March 18, 2014

CPAs bring instant credibility to the witness stand.

Unlike many expert witnesses, it is generally assumed that the CPA will testify honestly and offer the court a carefully-reasoned and supported opinion. The well-recognized credential speaks for itself, initially setting the bar a little higher for opposing counsel.

But why? What is unique about the CPA credential?

High Honesty and Ethics Ratings

A recent Gallup poll ranked nurses and police officers at the top of professions for honesty and ethics. Among business professionals, accountants consistently rank at or near the top, slightly behind the clergy.

Perhaps this high ranking is due, in part, to the heavy emphasis the profession places on professional skepticism, due diligence and independence.vp0214i

The CPA License

Every CPA is an accountant, but not all accountants are CPAs.
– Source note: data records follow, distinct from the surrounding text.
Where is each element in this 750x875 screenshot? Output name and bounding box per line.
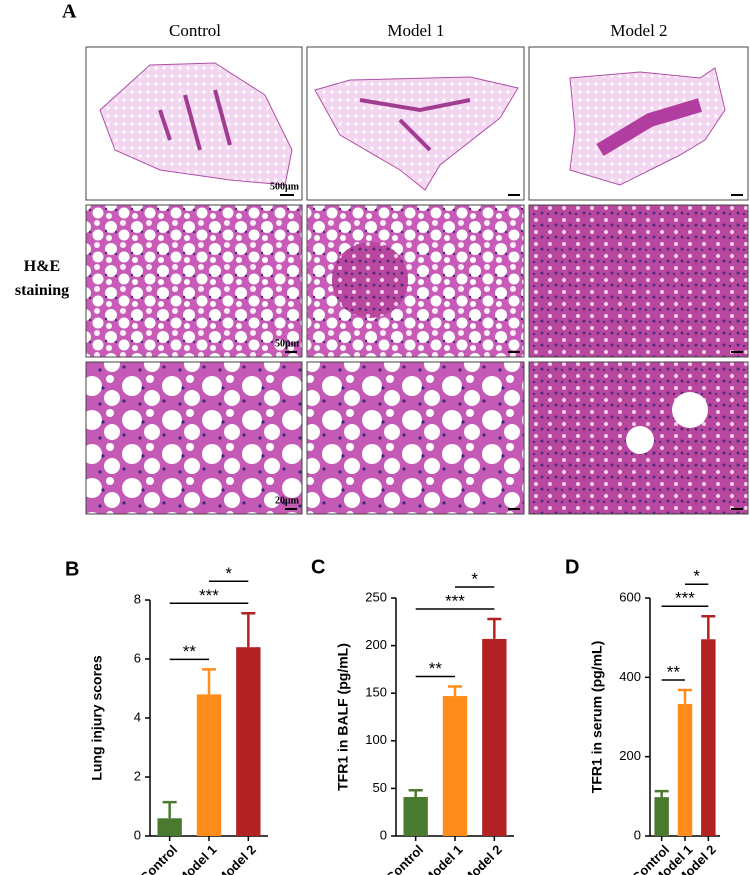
y-tick-label: 100 xyxy=(365,732,387,747)
y-tick-label: 150 xyxy=(365,685,387,700)
error-bar xyxy=(162,800,177,819)
significance-label: ** xyxy=(183,642,197,661)
y-axis-label: TFR1 in BALF (pg/mL) xyxy=(335,643,351,791)
significance-label: * xyxy=(693,567,700,586)
significance-label: *** xyxy=(675,589,695,608)
bar xyxy=(482,638,507,836)
micrograph xyxy=(85,361,303,515)
y-tick-label: 2 xyxy=(134,768,141,783)
significance-label: * xyxy=(471,569,478,588)
x-tick-label: Model 2 xyxy=(214,842,259,875)
error-bar xyxy=(448,685,462,697)
bar xyxy=(196,694,222,836)
significance-label: * xyxy=(225,564,232,583)
scale-label: 500μm xyxy=(270,181,300,192)
vessel xyxy=(359,98,471,152)
bar xyxy=(701,639,716,836)
row-label-box: H&E staining xyxy=(14,258,70,299)
column-label: Model 1 xyxy=(387,21,444,40)
y-axis-label: Lung injury scores xyxy=(89,655,105,780)
y-axis-label: TFR1 in serum (pg/mL) xyxy=(589,641,605,793)
y-tick-label: 6 xyxy=(134,650,141,665)
tissue xyxy=(314,76,519,191)
column-label: Control xyxy=(169,21,221,40)
y-tick-label: 200 xyxy=(619,748,641,763)
panel-label: B xyxy=(65,558,79,580)
bar xyxy=(654,797,669,836)
alveolus xyxy=(626,426,654,454)
y-tick-label: 8 xyxy=(134,591,141,606)
bar xyxy=(677,703,693,836)
x-tick-label: Control xyxy=(383,842,426,875)
error-bar xyxy=(408,789,423,797)
micrograph-row: 500μm xyxy=(85,46,749,201)
error-bar xyxy=(202,668,216,695)
dense-region xyxy=(596,98,703,157)
y-tick-label: 200 xyxy=(365,637,387,652)
y-tick-label: 0 xyxy=(634,827,641,842)
micrograph xyxy=(306,361,525,515)
error-bar xyxy=(241,612,256,648)
micrograph-row: 50μm xyxy=(85,204,749,358)
y-tick-label: 0 xyxy=(134,827,141,842)
panel-label: A xyxy=(62,1,77,23)
vessel xyxy=(158,89,232,151)
panel-label: C xyxy=(311,556,325,578)
y-tick-label: 50 xyxy=(373,780,387,795)
significance-label: ** xyxy=(429,659,443,678)
bar xyxy=(442,696,468,836)
error-bar xyxy=(701,614,716,640)
error-bar xyxy=(678,688,692,704)
y-tick-label: 250 xyxy=(365,589,387,604)
x-tick-label: Model 1 xyxy=(421,842,466,875)
row-label: H&E staining xyxy=(14,258,70,299)
y-tick-label: 4 xyxy=(134,709,141,724)
bar xyxy=(403,796,428,836)
y-tick-label: 600 xyxy=(619,589,641,604)
error-bar xyxy=(487,617,502,639)
alveolus xyxy=(672,392,708,428)
bar xyxy=(236,647,261,836)
inflamed-region xyxy=(332,242,408,318)
error-bar xyxy=(654,789,669,798)
significance-label: *** xyxy=(199,586,219,605)
tissue xyxy=(99,62,293,186)
x-tick-label: Control xyxy=(137,842,180,875)
x-tick-label: Model 2 xyxy=(460,842,505,875)
y-tick-label: 400 xyxy=(619,669,641,684)
column-label: Model 2 xyxy=(610,21,667,40)
significance-label: ** xyxy=(667,663,681,682)
scale-label: 50μm xyxy=(275,338,300,349)
x-tick-label: Model 1 xyxy=(175,842,220,875)
significance-label: *** xyxy=(445,591,465,610)
panel-label: D xyxy=(565,556,579,578)
scale-label: 20μm xyxy=(275,495,300,506)
micrograph xyxy=(528,204,749,358)
bar xyxy=(157,818,182,836)
micrograph-row: 20μm xyxy=(85,361,749,515)
micrograph xyxy=(85,204,303,358)
y-tick-label: 0 xyxy=(380,827,387,842)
Only CPAs are licensed and qualified as independent auditors.

In their undergraduate studies, accounting students learn in Auditing 101 the concepts of professional independence and professional skepticism.

For the CPA, those concepts have been drilled through additional college study and cemented during preparation and study for the uniform CPA examination. Both concepts have been reduced to professional auditing standards.

The Mind-set

Professional skepticism is, according to the American Institute of Certified Public Accountants (AICPA), “an attitude that includes a questioning mind and a critical assessment of audit evidence. The auditor uses the knowledge, skill and ability called for by the profession of public accounting to diligently perform, in good faith and with integrity, the gathering and objective evaluation of evidence.”

The professional standard specifically requires that a CPA’s perception of management’s honesty is not to be a basis for reducing the quality or quantity of hard evidence to be studied.

Once ingrained in the professional mind, those concepts of independence are fiercely protected and tend to carry over into every aspect of the CPA’s professional work. Even in non-audit engagements, the CPA must be careful to conduct the engagement with integrity.

The preamble to the AICPA professional ethics standards says, in part, “In discharging their professional responsibilities, members may encounter conflicting pressures from among each of those groups. In resolving those conflicts, members should act with integrity, guided by the precept that when members fulfill their responsibility to the public, clients’ and employers’ interests are best served.”

Most states have professional standard regulations forbidding activities discreditable to the profession and incorporating the independence and objectivity standards into all professional services, not just auditing.

Minimum Certification Requirements

The qualifications to be licensed as a CPA vary from state to state, but at a minimum the candidate must:

  • Earn a B.A. or B.S. degree, plus at least 30 more hours ofundergraduate study (five years total) or a master’s degree, including 30 hours of advanced accounting study.
  • Pass a rigorous, uniform, nationally-administered comprehensive exam on auditing, taxation, financial reporting and accounting, business entities, regulations, ethics, business law and professional responsibilities.
  • In many states, an apprenticeship of one or two years under the supervision of an experienced CPA is required.
  • Professional ethics are studied throughout the undergraduate process, into the professional licensing examination and continuously thereafter.

Continuous Training

To maintain a CPA license, the practitioner must earn at least 40 hours of continuing professional education per year, including a minimum of core credit hours and four hours of professional ethics every second year.

Among many other topics, the current AICPA continuing education catalog lists conferences on expert witness skills and business valuations, a forensic accounting certificate program, and business and divorce valuation classes.

Business and Industry Understanding

The nature of their business demands that many CPAs be involved in professional engagements over a cross-section of businesses and industries. They are trained to analyze business performance over specific time periods within a business, and by comparison to other businesses or industry-wide statistics. They are trained to interpret the numbers so management and other users can find profitable meanings in them.

Not all CPAs regularly engage in tax work, but all CPAs must study and be tested on individual and corporate tax law as part of the licensing process. This training brings to every engagement an intuitive consideration of whether and how tax issues might affect the project.

The hallmark of the CPA profession is its professional integrity and objectivity. CPAs are trusted business advisers with extensive training and education whose profession seeks first to serve the public interest. Users have high expectations of CPAs for honesty and ethical dealings, and those expectations – historically realized – attend the CPA on the witness stand.